单细胞入门之多样本整合
💡专注R语言在🩺生物医学中的使用
上一篇讲了单个样本的单细胞标准分析流程,但是通常我们做实验不会只测一个样本的,这时候就需要把多个样本整合起来。
下面是3种常见的整合方法,不过都是从Seurat
对象开始的,如果你是从GEO等数据库下载的数据,需要先自己创建Seurat
对象,然后数据质控,选择合适的细胞,再进行整合。
目录:
多个单细胞数据集的整合之CCA
整合之后的分析
多个单细胞数据集的整合之CCA+SCTransform
多个单细胞数据集的整合之harmony
参考资料
多个单细胞数据集的整合之CCA
library(Seurat)
## Attaching SeuratObject
## Attaching sp
library(SeuratData)
## ── Installed datasets ─────────────────────────── SeuratData v0.2.2 ──
## ✔ ifnb 3.1.0
## ───────────────────────────────── Key ────────────────────────────────
## ✔ Dataset loaded successfully
## ❯ Dataset built with a newer version of Seurat than installed
## ❓ Unknown version of Seurat installed
library(patchwork)
这里我们使用SeuratData
包自带的数据。这个数据有两个样本,一个是对照组,另一个是使用了干扰素刺激的。
# 安装数据,如果不成功可以下载后本地安装,报错信息里有下载地址
InstallData("ifnb")
使用示例数据集,如果是从表达矩阵开始,就是之前介绍过的,需要自己建立seurat
对象。
# 载入数据
ifnb <- LoadData("ifnb")
# 拆分数据,变为两个seurat对象
ifnb.list <- SplitObject(ifnb, split.by = "stim")
ifnb.list
## $CTRL
## An object of class Seurat
## 14053 features across 6548 samples within 1 assay
## Active assay: RNA (14053 features, 0 variable features)
##
## $STIM
## An object of class Seurat
## 14053 features across 7451 samples within 1 assay
## Active assay: RNA (14053 features, 0 variable features)
现在我们有了两个seurat
对象,需要进行合并。
下面使用seurat
的合并方法:CCA。大家可以去百度了解下技术原理,这里就不多说了。
# 首先对每个对象单独进行标准化及找出高变基因
ifnb.list <- lapply(X = ifnb.list, FUN = function(x) {
x <- NormalizeData(x)
x <- FindVariableFeatures(x, selection.method = "vst", nfeatures = 2000)
})
# 选择相同的高变基因
features <- SelectIntegrationFeatures(object.list = ifnb.list)
然后进行整合,这一步比较费时间~
# 找锚点
immune.anchors <- FindIntegrationAnchors(object.list = ifnb.list, anchor.features = features)
## Scaling features for provided objects
## Finding all pairwise anchors
## Running CCA
## Merging objects
## Finding neighborhoods
## Finding anchors
## Found 16393 anchors
## Filtering anchors
## Retained 6756 anchors
# 整合
immune.combined <- IntegrateData(anchorset = immune.anchors)
## Merging dataset 1 into 2
## Extracting anchors for merged samples
## Finding integration vectors
## Finding integration vector weights
## Integrating data
整合后的数据是这样的:
immune.combined
## An object of class Seurat
## 16053 features across 13999 samples within 2 assays
## Active assay: integrated (2000 features, 2000 variable features)
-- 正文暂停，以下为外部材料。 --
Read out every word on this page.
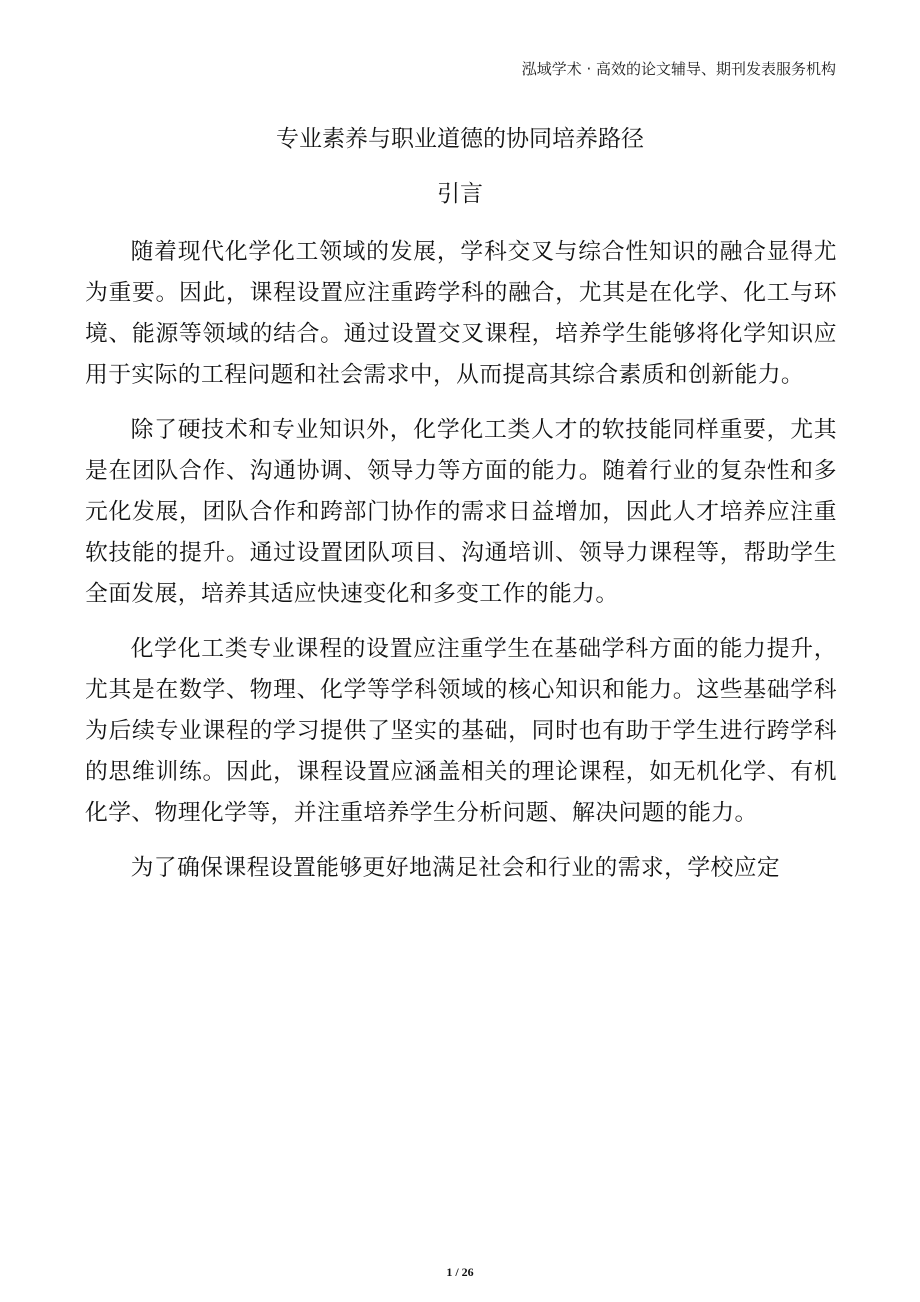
泓域学术 · 高效的论文辅导、期刊发表服务机构
专业素养与职业道德的协同培养路径
引言

随着现代化学化工领域的发展，学科交叉与综合性知识的融合显得尤为重要。因此，课程设置应注重跨学科的融合，尤其是在化学、化工与环境、能源等领域的结合。通过设置交叉课程，培养学生能够将化学知识应用于实际的工程问题和社会需求中，从而提高其综合素质和创新能力。

除了硬技术和专业知识外，化学化工类人才的软技能同样重要，尤其是在团队合作、沟通协调、领导力等方面的能力。随着行业的复杂性和多元化发展，团队合作和跨部门协作的需求日益增加，因此人才培养应注重软技能的提升。通过设置团队项目、沟通培训、领导力课程等，帮助学生全面发展，培养其适应快速变化和多变工作的能力。

化学化工类专业课程的设置应注重学生在基础学科方面的能力提升，尤其是在数学、物理、化学等学科领域的核心知识和能力。这些基础学科为后续专业课程的学习提供了坚实的基础，同时也有助于学生进行跨学科的思维训练。因此，课程设置应涵盖相关的理论课程，如无机化学、有机化学、物理化学等，并注重培养学生分析问题、解决问题的能力。

为了确保课程设置能够更好地满足社会和行业的需求，学校应定

1 / 26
## 1 other assay present: RNA
整合之后的分析
就是之前介绍的标准分析流程。
# 选择整合好之后的数据进行下游分析,原始数据也在这个对象中,可以试试看两种数据的差别
DefaultAssay(immune.combined) <- "integrated"
#DefaultAssay(immune.combined) <- "RNA" # 原始数据
# 就是之前介绍的标准流程!中间很多可视化的过程省略了
immune.combined <- ScaleData(immune.combined, verbose = FALSE)
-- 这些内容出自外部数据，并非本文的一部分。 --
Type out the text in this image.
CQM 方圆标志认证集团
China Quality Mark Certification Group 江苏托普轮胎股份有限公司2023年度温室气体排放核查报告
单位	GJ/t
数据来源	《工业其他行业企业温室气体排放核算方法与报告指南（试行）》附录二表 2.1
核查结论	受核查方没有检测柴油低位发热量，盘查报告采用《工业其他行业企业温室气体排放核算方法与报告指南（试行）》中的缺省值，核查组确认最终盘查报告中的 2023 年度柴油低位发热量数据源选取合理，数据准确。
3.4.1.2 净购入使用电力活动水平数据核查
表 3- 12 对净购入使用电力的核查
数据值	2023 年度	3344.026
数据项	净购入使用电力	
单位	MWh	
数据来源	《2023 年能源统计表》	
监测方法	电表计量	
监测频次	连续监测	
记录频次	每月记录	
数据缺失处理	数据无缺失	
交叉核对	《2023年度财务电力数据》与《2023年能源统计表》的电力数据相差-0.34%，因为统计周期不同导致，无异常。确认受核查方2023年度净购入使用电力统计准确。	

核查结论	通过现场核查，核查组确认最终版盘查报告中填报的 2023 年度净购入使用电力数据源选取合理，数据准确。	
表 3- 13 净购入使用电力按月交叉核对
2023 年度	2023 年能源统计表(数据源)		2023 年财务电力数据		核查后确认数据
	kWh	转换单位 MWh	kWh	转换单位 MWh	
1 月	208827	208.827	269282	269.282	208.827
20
immune.combined <- RunPCA(immune.combined, npcs = 30, verbose = FALSE)
immune.combined <- RunUMAP(immune.combined, reduction = "pca", dims = 1:30)
## 17:08:36 UMAP embedding parameters a = 0.9922 b = 1.112
## 17:08:36 Read 13999 rows and found 30 numeric columns
## 17:08:36 Using Annoy for neighbor search, n_neighbors = 30
## 17:08:36 Building Annoy index with metric = cosine, n_trees = 50
## 0% 10 20 30 40 50 60 70 80 90 100%
## [----|----|----|----|----|----|----|----|----|----|
## **************************************************|
## 17:08:37 Writing NN index file to temp file C:\Users\liyue\AppData\Local\Temp\RtmpKY1e9T\file22a41045c37
## 17:08:37 Searching Annoy index using 1 thread, search_k = 3000
## 17:08:39 Annoy recall = 100%
## 17:08:40 Commencing smooth kNN distance calibration using 1 thread
## 17:08:40 Initializing from normalized Laplacian + noise
## 17:08:41 Commencing optimization for 200 epochs, with 617860 positive edges
## 17:08:53 Optimization finished
immune.combined <- FindNeighbors(immune.combined, reduction = "pca", dims = 1:30)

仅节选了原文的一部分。